My PhD

I have been asked several times what the PhD work I am doing is all about.  There are a number of key studies and these are detailed below.

Summary: 

The aim of this 5 year self-funded part-time PhD is to develop a taxonomy which can be used to classify ‘why’ a diving incident occurs, rather than detailing ‘what’ happened using the Human Factors Analysis and Classification System (HFACS) as the basis for the taxonomy development.  The original scope of the study was down-sized for a number of reasons, not least because of the lack of access to raw or anonymised incident data from the BSAC incident database.

The following is the Executive Summary for my 15 month PhD review and covers most aspects.

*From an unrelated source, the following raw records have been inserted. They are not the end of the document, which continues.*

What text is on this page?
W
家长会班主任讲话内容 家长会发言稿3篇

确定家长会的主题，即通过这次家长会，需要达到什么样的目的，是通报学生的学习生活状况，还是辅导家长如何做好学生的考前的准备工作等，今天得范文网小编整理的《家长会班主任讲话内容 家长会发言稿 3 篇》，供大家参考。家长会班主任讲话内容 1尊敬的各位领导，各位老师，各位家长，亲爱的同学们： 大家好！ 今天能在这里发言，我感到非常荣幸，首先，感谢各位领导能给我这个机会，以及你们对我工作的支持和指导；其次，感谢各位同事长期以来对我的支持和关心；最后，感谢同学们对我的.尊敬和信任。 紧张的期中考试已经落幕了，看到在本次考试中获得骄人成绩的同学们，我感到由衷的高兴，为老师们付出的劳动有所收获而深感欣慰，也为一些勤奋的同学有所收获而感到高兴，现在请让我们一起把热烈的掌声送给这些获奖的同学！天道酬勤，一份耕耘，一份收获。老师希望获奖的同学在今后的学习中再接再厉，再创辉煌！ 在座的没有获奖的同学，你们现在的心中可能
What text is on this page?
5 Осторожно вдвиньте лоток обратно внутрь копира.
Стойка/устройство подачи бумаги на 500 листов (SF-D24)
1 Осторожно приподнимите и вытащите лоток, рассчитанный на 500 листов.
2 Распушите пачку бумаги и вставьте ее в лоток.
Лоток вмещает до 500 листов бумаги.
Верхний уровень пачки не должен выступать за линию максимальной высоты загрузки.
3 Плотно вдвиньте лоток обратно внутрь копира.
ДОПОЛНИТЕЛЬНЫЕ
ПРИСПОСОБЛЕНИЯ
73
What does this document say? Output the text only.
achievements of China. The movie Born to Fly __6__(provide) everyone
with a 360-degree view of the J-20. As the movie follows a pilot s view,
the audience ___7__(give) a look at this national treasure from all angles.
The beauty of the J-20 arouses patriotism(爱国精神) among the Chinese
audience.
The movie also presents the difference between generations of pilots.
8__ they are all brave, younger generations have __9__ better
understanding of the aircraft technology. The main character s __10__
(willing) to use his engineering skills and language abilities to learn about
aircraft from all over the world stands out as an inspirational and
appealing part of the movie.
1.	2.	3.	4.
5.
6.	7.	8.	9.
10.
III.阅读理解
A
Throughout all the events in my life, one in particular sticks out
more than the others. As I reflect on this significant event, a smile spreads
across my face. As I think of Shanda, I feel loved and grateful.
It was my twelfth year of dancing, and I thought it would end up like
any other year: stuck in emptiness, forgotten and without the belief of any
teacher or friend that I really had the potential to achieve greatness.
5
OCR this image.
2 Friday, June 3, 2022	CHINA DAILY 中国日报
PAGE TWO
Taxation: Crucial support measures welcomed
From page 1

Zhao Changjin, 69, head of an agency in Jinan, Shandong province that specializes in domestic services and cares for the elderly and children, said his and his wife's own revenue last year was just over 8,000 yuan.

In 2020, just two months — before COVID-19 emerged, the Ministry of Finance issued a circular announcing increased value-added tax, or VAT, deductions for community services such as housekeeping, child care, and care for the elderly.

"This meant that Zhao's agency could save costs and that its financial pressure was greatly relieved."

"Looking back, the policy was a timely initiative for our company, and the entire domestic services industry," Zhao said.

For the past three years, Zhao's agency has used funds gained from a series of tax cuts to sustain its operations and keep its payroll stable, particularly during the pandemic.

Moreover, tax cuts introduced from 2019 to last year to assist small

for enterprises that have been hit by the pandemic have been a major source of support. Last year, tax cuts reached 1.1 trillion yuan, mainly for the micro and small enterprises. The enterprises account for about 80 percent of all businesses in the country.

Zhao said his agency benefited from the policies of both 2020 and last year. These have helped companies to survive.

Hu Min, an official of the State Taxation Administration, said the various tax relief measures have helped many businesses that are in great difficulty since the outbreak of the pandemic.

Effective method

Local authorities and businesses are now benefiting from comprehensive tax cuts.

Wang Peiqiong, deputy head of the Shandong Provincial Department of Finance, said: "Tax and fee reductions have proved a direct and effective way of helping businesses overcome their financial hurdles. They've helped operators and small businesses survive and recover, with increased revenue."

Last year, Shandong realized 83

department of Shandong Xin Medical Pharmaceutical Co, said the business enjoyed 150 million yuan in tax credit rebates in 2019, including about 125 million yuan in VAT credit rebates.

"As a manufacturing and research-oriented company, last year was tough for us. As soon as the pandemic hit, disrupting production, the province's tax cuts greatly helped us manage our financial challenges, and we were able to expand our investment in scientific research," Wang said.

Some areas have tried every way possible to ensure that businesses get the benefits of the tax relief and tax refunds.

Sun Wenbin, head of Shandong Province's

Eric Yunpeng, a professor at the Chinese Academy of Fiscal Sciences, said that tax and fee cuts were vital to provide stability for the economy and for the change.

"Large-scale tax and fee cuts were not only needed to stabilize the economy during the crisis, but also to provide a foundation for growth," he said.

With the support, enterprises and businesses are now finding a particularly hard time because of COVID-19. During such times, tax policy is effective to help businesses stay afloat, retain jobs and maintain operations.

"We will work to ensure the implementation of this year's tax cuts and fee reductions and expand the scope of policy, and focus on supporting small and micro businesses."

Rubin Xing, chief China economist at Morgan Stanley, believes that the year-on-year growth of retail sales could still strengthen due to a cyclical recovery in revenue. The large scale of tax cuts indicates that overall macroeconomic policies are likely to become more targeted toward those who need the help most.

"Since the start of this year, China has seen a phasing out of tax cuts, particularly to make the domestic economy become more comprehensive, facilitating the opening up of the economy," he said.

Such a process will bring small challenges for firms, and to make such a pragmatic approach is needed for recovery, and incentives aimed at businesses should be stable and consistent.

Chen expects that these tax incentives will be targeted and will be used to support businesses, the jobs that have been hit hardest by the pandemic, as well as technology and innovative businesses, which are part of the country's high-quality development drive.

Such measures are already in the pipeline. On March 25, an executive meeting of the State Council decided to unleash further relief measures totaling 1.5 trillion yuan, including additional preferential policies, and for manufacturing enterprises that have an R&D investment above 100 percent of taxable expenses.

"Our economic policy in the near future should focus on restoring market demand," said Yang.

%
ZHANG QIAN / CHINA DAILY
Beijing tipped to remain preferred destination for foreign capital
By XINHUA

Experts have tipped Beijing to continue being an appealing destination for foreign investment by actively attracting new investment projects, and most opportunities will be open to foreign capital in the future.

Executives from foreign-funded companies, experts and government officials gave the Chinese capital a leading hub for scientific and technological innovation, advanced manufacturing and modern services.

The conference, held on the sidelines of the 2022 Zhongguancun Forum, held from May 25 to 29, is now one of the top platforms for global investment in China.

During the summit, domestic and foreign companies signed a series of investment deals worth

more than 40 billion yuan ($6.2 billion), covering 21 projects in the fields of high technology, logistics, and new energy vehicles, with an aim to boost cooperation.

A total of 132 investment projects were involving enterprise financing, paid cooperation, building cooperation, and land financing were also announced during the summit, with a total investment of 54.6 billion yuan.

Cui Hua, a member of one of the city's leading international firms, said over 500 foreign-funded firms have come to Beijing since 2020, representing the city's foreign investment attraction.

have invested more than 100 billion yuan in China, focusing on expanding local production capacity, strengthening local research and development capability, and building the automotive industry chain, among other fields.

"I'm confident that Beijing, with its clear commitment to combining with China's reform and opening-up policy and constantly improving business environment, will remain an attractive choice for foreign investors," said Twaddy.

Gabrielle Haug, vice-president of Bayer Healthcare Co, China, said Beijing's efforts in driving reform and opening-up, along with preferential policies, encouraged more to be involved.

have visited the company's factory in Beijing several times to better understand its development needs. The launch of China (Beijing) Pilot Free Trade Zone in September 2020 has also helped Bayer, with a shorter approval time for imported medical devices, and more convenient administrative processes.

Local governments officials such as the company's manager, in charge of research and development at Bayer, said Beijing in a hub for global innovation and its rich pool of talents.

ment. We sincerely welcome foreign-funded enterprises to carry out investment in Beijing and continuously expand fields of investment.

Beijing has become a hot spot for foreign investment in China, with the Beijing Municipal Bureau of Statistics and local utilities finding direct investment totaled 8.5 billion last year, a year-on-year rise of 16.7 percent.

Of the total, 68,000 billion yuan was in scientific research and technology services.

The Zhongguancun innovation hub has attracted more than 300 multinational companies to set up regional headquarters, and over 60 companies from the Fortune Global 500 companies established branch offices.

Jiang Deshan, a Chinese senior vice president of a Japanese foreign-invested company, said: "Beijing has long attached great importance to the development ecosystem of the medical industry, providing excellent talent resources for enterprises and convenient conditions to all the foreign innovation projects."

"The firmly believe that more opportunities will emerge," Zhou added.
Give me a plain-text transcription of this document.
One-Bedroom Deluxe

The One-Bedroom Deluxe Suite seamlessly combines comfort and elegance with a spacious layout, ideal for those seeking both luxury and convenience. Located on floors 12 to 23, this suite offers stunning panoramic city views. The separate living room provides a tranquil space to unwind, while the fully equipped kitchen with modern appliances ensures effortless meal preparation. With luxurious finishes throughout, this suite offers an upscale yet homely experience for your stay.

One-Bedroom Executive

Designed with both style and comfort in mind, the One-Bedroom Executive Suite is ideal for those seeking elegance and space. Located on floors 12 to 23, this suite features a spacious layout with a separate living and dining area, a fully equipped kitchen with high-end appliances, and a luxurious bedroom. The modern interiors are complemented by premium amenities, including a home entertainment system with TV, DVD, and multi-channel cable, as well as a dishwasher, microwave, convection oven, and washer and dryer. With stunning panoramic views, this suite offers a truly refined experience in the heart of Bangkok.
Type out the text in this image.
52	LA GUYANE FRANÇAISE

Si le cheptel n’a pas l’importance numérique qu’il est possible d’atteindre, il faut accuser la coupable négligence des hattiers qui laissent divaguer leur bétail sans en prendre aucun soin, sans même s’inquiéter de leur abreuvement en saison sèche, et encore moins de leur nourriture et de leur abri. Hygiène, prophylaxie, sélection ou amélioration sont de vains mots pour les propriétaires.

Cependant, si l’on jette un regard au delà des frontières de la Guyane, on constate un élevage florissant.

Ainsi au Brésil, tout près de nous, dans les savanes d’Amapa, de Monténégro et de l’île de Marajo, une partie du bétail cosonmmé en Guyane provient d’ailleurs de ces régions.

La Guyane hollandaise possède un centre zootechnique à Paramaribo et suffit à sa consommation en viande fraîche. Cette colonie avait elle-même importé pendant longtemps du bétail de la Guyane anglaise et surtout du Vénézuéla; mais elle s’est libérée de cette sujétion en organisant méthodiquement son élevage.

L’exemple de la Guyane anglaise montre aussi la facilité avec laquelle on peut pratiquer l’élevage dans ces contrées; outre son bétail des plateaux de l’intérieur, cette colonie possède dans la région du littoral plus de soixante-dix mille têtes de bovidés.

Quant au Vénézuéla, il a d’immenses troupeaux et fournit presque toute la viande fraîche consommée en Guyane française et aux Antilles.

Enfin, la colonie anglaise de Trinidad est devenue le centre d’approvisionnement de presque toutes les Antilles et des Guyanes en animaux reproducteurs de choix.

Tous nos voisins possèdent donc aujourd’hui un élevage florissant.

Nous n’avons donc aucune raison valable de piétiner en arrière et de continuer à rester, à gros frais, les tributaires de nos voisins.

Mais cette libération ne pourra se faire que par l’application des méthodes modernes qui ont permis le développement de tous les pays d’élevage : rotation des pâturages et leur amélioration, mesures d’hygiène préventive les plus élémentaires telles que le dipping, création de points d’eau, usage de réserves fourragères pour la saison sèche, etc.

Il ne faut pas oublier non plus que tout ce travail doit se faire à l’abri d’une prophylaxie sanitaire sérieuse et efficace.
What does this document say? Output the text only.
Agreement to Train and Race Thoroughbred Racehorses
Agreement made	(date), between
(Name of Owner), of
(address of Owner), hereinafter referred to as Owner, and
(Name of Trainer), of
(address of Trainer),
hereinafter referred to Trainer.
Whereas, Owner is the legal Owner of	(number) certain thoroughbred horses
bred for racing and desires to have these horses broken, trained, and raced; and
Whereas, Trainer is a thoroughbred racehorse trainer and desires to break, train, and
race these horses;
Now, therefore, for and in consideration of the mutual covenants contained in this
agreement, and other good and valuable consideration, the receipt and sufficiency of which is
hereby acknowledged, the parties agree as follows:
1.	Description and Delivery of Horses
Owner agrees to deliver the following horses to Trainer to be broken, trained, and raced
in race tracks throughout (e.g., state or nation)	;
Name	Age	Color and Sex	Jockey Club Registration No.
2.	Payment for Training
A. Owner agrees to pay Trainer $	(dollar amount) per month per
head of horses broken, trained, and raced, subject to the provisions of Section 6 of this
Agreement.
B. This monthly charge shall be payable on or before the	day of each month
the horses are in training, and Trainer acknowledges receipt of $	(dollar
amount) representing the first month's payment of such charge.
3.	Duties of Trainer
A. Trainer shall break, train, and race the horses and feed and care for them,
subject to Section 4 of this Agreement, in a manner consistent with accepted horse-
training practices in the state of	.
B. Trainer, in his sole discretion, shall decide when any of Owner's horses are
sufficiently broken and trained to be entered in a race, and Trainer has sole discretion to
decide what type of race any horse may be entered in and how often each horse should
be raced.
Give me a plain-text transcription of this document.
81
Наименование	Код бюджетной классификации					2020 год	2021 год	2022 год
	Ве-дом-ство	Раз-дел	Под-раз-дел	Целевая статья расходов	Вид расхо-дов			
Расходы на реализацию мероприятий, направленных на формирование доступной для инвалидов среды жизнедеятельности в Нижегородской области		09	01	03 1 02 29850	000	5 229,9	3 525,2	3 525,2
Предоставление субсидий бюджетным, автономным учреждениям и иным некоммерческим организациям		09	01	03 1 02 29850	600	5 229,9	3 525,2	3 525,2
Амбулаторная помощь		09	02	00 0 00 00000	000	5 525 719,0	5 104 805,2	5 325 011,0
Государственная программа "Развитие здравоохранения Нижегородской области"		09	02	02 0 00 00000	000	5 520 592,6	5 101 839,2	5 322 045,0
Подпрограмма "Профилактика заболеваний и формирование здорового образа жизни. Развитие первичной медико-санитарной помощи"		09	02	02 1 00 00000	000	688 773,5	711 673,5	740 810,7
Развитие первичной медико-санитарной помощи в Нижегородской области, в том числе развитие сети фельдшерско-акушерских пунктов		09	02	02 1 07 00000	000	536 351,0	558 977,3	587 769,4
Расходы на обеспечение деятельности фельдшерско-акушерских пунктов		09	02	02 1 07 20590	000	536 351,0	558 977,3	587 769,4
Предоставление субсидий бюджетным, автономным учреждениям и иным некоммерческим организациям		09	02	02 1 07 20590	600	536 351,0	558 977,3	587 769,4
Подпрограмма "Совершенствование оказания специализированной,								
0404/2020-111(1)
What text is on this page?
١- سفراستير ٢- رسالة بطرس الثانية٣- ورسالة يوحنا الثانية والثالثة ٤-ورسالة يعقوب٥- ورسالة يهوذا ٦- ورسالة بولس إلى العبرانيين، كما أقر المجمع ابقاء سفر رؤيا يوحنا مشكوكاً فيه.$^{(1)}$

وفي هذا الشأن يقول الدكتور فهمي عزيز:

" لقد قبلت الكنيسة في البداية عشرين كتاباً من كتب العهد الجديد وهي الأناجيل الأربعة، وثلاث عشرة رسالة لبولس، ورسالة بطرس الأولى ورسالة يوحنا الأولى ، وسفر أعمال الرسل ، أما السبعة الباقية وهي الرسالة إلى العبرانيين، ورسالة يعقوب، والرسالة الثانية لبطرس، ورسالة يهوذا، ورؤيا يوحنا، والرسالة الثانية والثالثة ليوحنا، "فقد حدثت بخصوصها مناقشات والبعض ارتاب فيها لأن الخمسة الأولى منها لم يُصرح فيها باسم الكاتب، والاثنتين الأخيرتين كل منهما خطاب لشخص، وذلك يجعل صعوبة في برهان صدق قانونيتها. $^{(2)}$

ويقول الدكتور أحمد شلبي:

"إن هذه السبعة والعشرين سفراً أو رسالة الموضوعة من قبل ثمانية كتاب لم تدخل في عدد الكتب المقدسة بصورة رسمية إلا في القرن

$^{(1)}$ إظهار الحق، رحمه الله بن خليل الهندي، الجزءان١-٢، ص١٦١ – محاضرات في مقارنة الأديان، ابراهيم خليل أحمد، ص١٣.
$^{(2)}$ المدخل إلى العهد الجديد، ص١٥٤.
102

SCUBA diving is a recreational sporting activity which carries an additional level of risk due to the non-­‐life sustaining environment in which it is conducted. Over the last 10 years there have been a mean of 16.45 deaths per year (SD 4.30, Min 10, Max 24) in the UK, equating to an approximate mean annual fatality rate of 1:140 000 (SD 1:36 100, Min 1:89 500, Max 1:213 000) dives. The majority of the incident reporting and research has focused on ‘what’ happened in the incident e.g. out of breathing gas, rather than ‘why’ the incident occurred. There is a significant body of anecdotal evidence to show that many of the reasons for incidents are due to divers not following or violating the ‘rules’ of ‘best practice’. The problem is further compounded because each agency teaches a slightly different way of doing things and diving equipment operation is different, sometimes unique, therefore an agreement of the ‘rules’ is difficult.

Simple causality attributions exist within reports such as the British Sub Aqua Club Annual Incident Report or Divers Alert Network Annual Incident Reports but there is no model which allows causality, and the ‘safety barriers’ that are breached, to be defined and categorised. Denoble et al (2007) conducted a comprehensive study looking at Triggers, Agents and Cause of Death but this did not answer the ‘why’ question.

Using experiences and knowledge from environments with established safety cultures such as aviation, medicine and construction, it is proposed that a systems-­‐based causality model, using the Human Factors Analysis Classification System as a baseline, is developed and deployed. This model needs to include the barriers, as conceptually identified by Reason, which prevent minor incidents from developing into major ones or fatalities and, importantly, the reasons for their compromise.

The studies are being conducted through the School of Engineering, Cranfield University under the supervision of Dr Sarah Fletcher who was the lead author/project manager for the HSE Assessment Manual and Emergency Operating Procedures on CCR Report in 2011.